15 Knockoffs That Stole Ideas From Better Movies

Have you ever found yourself looking at a movie poster and thinking to yourself that it looks familiar? Maybe a little too familiar? Well, chances are that you might be looking at a knock off. A movie that steals ideas from another (usually more successful) movie and then passes them off as their own.

Guardians of the Galaxy director James Gunn raised the question of what constitutes a knock off earlier this month when he threw some shade at a poster for 7 Guardians of the Tomb. The poster for the Kelsey Grammer-starring Chinese-Australian adventure film uses a similar font and design as the promotional materials for the Marvel franchise (in addition to sharing the word “guardians,” of course). Although the movie itself doesn’t seem to have much in common with Gunn’s films, the distributors of Tomb, which premieres in limited release this month are probably hoping some of the Galaxy box office success will rub off on them, too.
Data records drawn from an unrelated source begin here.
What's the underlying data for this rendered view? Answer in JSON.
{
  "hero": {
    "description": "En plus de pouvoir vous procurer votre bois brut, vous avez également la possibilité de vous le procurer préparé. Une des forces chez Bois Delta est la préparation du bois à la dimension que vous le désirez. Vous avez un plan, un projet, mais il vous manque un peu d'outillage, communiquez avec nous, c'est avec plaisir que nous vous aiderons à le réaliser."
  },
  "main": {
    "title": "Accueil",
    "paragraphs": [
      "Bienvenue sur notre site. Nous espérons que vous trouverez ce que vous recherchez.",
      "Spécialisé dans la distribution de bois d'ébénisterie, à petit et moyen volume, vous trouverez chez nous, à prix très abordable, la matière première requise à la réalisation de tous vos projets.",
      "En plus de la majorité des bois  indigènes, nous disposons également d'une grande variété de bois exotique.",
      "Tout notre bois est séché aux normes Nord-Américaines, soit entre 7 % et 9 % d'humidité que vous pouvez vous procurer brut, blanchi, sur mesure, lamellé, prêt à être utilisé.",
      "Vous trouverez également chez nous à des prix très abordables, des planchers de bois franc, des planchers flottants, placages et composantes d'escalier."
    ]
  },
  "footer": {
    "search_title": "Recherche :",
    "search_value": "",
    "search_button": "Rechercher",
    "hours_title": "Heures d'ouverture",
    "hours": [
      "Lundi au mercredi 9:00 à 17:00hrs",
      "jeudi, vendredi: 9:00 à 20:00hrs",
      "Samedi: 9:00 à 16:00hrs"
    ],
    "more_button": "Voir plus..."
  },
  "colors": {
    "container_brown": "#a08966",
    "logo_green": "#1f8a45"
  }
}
Legally speaking, the question of what constitutes plagiarism isn’t always as clear-cut as you might think, so not all of the movies on this list are examples of copyright infringement. Nevertheless, all of the movies on this list were either made with the hope of cashing in on the popularity of another movie, or straight-up stole a good chunk of their plot from another film.

Here are 15 knock offs that took ideas from better movies.

Mac and Me – ET: The Extra-Terrestrial

Mac and Me ET The Extra-Terrestrial
In 1982, a creepy-looking little alien landed on Earth and charmed the world with his taste for Reese’s Pieces and a strong desire to “go home.” Six years later, a film called
Mac and Me decided to tell a similar story, but this time with sponsorship from McDonald’s. To be fair, producer RJ Louis actually wanted the film to benefit The Ronald McDonald House Charities, which is why he lobbied hard for McDonald’s to be involved in the film.

Unfortunately, the movie looked more like an advertisement for McDonald’s itself when it came out in 1988, possibly due to the jaw-dropping, Ronald McDonald-featuring musical dance number set inside a McDonald’s. Since then, the film has earned cult following, counting Paul Rudd as on of its most visible fans.